Realmente a cidade de Braga ainda não é perfeita, mas certamente a situação
urbana está bem na frente da situação de urbanidade e de uma melhor qualidade de
vida que a cidade de Aracaju.
Fig.01 – Imagem de zona pedonal reabilitada no centro histórico de Braga
– FONTE: ACERVO DA INFOHABITAR, 2013.
Em relação ao Plano diretor urbano de Aracaju, que já completou 13 anos de existência, a situação é bem diferente. Após várias revisões que ocorreram entre 2010 e 2012 com estudos incompletos e audiências públicas que considero antidemocráticas, não produziu alteração nos seus artigos mesmo porque as audiências não tiveram poder deliberativo, mas apenas consultivo. Agora desde o final do ano de 2012 o PDDUA está estagnado e atualmente entidades como o Fórum em defesa de Aracaju pediram a anulação da revisão do plano diretor por entender que este Plano não está seguindo as diretrizes do Estatuto da Cidade (Lei nº 10.257 de 10-07-2001) e desrespeita a vontade popular.
Esta análise de
estudo comparativa preocupa-se em demonstrar que os problemas decorrentes da
segregação sócio espacial são resultantes de vários planejamentos urbanos
inadequados que ocorreram no passado, no Brasil e na América Latina, gerando
inúmeros problemas urbanos e conflitos sociais nas populações urbanas.

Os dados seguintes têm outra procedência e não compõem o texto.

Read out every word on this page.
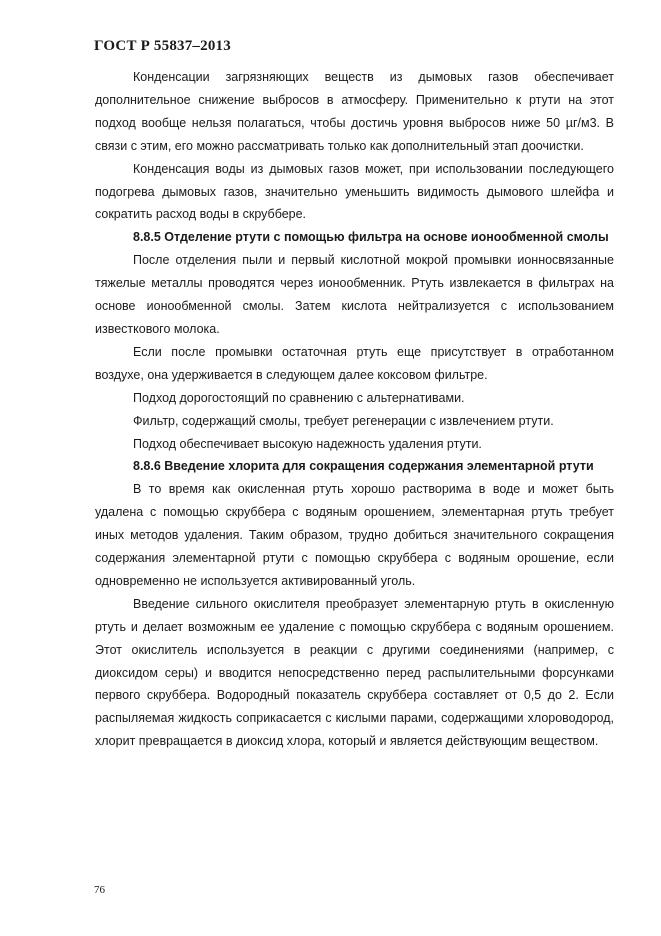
ГОСТ Р 55837–2013

Конденсации загрязняющих веществ из дымовых газов обеспечивает дополнительное снижение выбросов в атмосферу. Применительно к ртути на этот подход вообще нельзя полагаться, чтобы достичь уровня выбросов ниже 50 µг/м3. В связи с этим, его можно рассматривать только как дополнительный этап доочистки.

Конденсация воды из дымовых газов может, при использовании последующего подогрева дымовых газов, значительно уменьшить видимость дымового шлейфа и сократить расход воды в скруббере.

8.8.5 Отделение ртути с помощью фильтра на основе ионообменной смолы

После отделения пыли и первый кислотной мокрой промывки ионносвязанные тяжелые металлы проводятся через ионообменник. Ртуть извлекается в фильтрах на основе ионообменной смолы. Затем кислота нейтрализуется с использованием известкового молока.

Если после промывки остаточная ртуть еще присутствует в отработанном воздухе, она удерживается в следующем далее коксовом фильтре.

Подход дорогостоящий по сравнению с альтернативами.

Фильтр, содержащий смолы, требует регенерации с извлечением ртути.

Подход обеспечивает высокую надежность удаления ртути.

8.8.6 Введение хлорита для сокращения содержания элементарной ртути

В то время как окисленная ртуть хорошо растворима в воде и может быть удалена с помощью скруббера с водяным орошением, элементарная ртуть требует иных методов удаления. Таким образом, трудно добиться значительного сокращения содержания элементарной ртути с помощью скруббера с водяным орошение, если одновременно не используется активированный уголь.

Введение сильного окислителя преобразует элементарную ртуть в окисленную ртуть и делает возможным ее удаление с помощью скруббера с водяным орошением. Этот окислитель используется в реакции с другими соединениями (например, с диоксидом серы) и вводится непосредственно перед распылительными форсунками первого скруббера. Водородный показатель скруббера составляет от 0,5 до 2. Если распыляемая жидкость соприкасается с кислыми парами, содержащими хлороводород, хлорит превращается в диоксид хлора, который и является действующим веществом.

76
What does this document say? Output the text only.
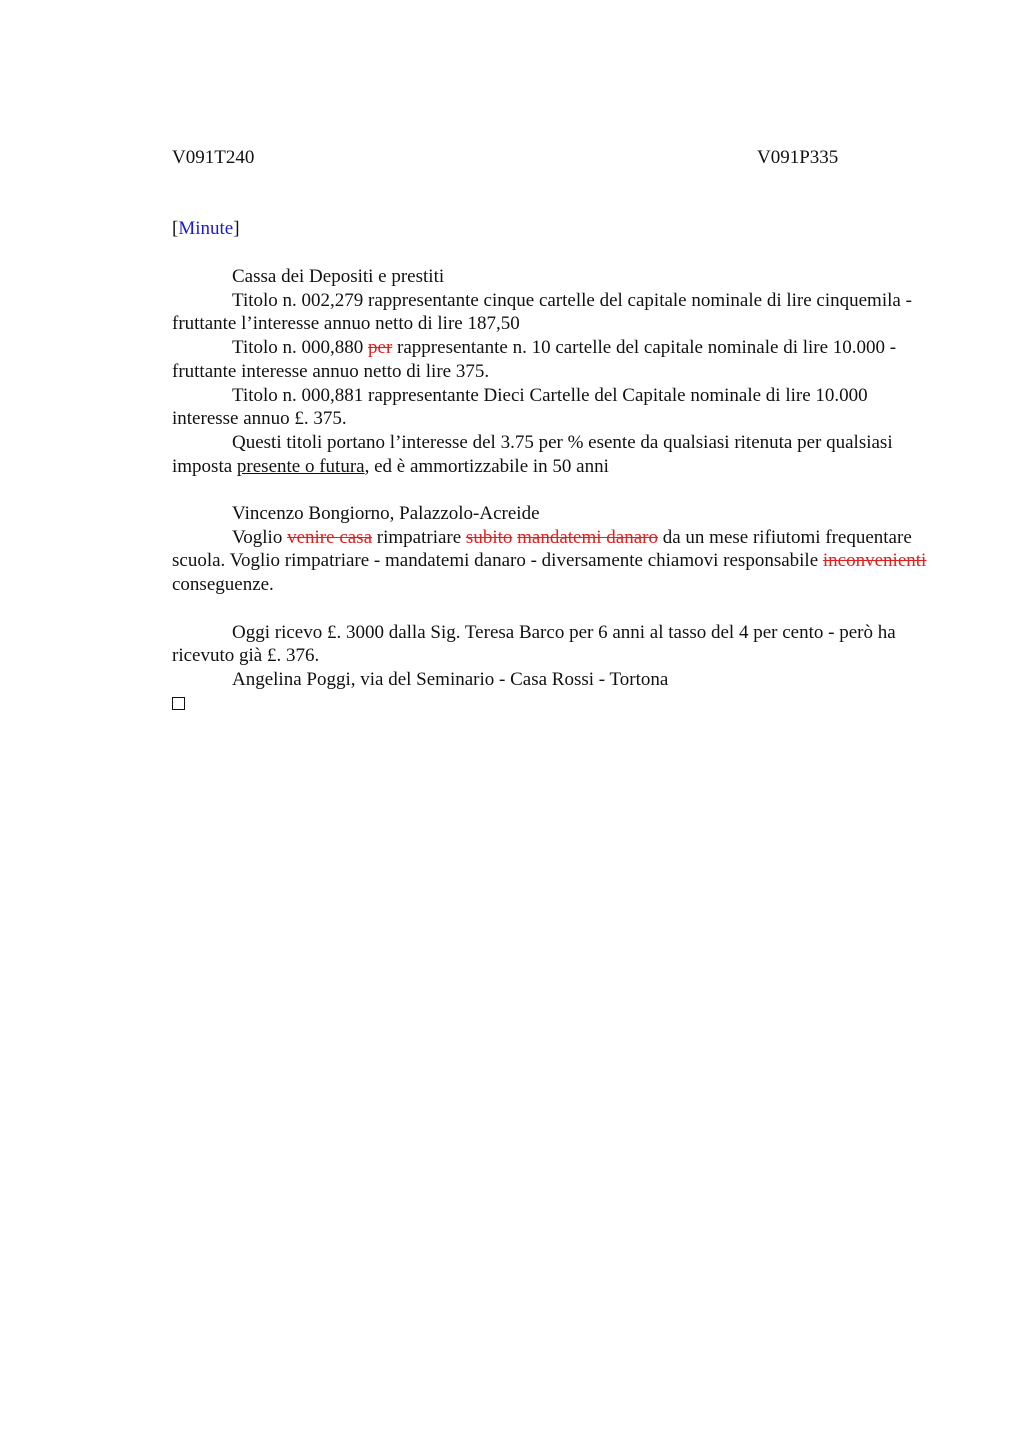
V091T240	V091P335
[Minute]

Cassa dei Depositi e prestiti

Titolo n. 002,279 rappresentante cinque cartelle del capitale nominale di lire cinquemila - fruttante l’interesse annuo netto di lire 187,50

Titolo n. 000,880 per rappresentante n. 10 cartelle del capitale nominale di lire 10.000 - fruttante interesse annuo netto di lire 375.

Titolo n. 000,881 rappresentante Dieci Cartelle del Capitale nominale di lire 10.000 interesse annuo £. 375.

Questi titoli portano l’interesse del 3.75 per % esente da qualsiasi ritenuta per qualsiasi imposta presente o futura, ed è ammortizzabile in 50 anni

Vincenzo Bongiorno, Palazzolo-Acreide

Voglio venire casa rimpatriare subito mandatemi danaro da un mese rifiutomi frequentare scuola. Voglio rimpatriare - mandatemi danaro - diversamente chiamovi responsabile inconvenienti conseguenze.

Oggi ricevo £. 3000 dalla Sig. Teresa Barco per 6 anni al tasso del 4 per cento - però ha ricevuto già £. 376.

Angelina Poggi, via del Seminario - Casa Rossi - Tortona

O
problema torna-se pior visto que os planejamentos urbanos continuam ocorrendo
hoje sem uma efetiva ou quase nenhuma associação do crescimento urbano com a
participação popular e com o desenvolvimento sustentável (mais democrático e
com proteção ao meio ambiente).
Dentro deste
raciocínio concordamos com a tese da autora a seguir quando descreve logo no
início do resumo de sua dissertação que:
“O desenvolvimento sustentável enfatiza a impossibilidade de um
crescimento contínuo num planeta finito e a necessidade de preservar os
recursos naturais e ambientais de modo a que as gerações futuras disponham do
máximo de opções para maximizar o seu bem-estar e qualidade de vida.” (PINTO.
2007. P.8).
Esta segregação
sócio espacial vem sendo reproduzida por muito tempo, a nível mundial, com
diferentes escalas de ocorrências e com características especificas a cada
região ou país. Mesmo com intensidades diferentes estes processos de
crescimento urbano sem planejamento ou com planejamentos inadequados só têm
reforçado a possibilidade de aumento dos problemas citadinos no presente e
também, e mais fortemente, em um futuro não muito distante. Desta maneira,
conforme citações da autora não estão dando opção para as gerações futuras
usufruírem de uma boa qualidade de vida. Neste sentido consideramos urgente a
preservação dos recursos naturais e a tentativa em “frear” o crescimento urbano
descontrolado. Segundo PINTO (2007), que reforça a necessidade da existência de
Hortas urbanas, como forma de minimizar as dificuldades sociais das famílias
menos favorecidas, na Europa as Hortas urbanas serviram para minimizar a
situação da pobreza urbana. A autora exemplifica com dados de vários países
europeus e também cita o caso especificamente da cidade de Lisboa:
“As hortas urbanas representam, portanto um elemento fundamental a
considerar no espaço urbano, disso é exemplo a cidade de Lisboa. Em Lisboa,
existem 3000 hortas que são absolutamente indispensáveis a 3000 famílias para que
não passem fome. Isto sucede, hoje, em qualquer cidade europeia principalmente
nas cinturas, onde vivem aqueles que fugiram à fome.” (PINTO. 2007. P.61).
Para tentar
diminuir este processo de desordenamento urbano os representantes legais do
poder citadino tentaram elaborar uma série de planejamentos ou planos de
desenvolvimentos temporários, objetivando minimizar esta problemática
decorrente da expansão urbana. Mas todos os planos elaborados não conseguiram
diminuir estes problemas urbanos, visto que o verdadeiro objetivo deles não era
realmente este, como é descrito abaixo:
“Os planos
diretores fracassaram não só em São Paulo, mas em todo o Brasil e América
Latina. Fracassaram não só porque eram falhos, mas porque tomaram os desejos
pela realidade”. (SINGER. 1995. P.177).
Nos casos do Brasil
e de Portugal, de maneira geral, a situação da expansão urbana e a problemática
da segregação sócio espacial vêm ocorrendo (historicamente dentro de suas
especificidades e com características próprias decorrentes de suas histórias,
sua dependência econômica ou não, sua política “coronelista” – no caso
brasileiro – e suas culturas específicas).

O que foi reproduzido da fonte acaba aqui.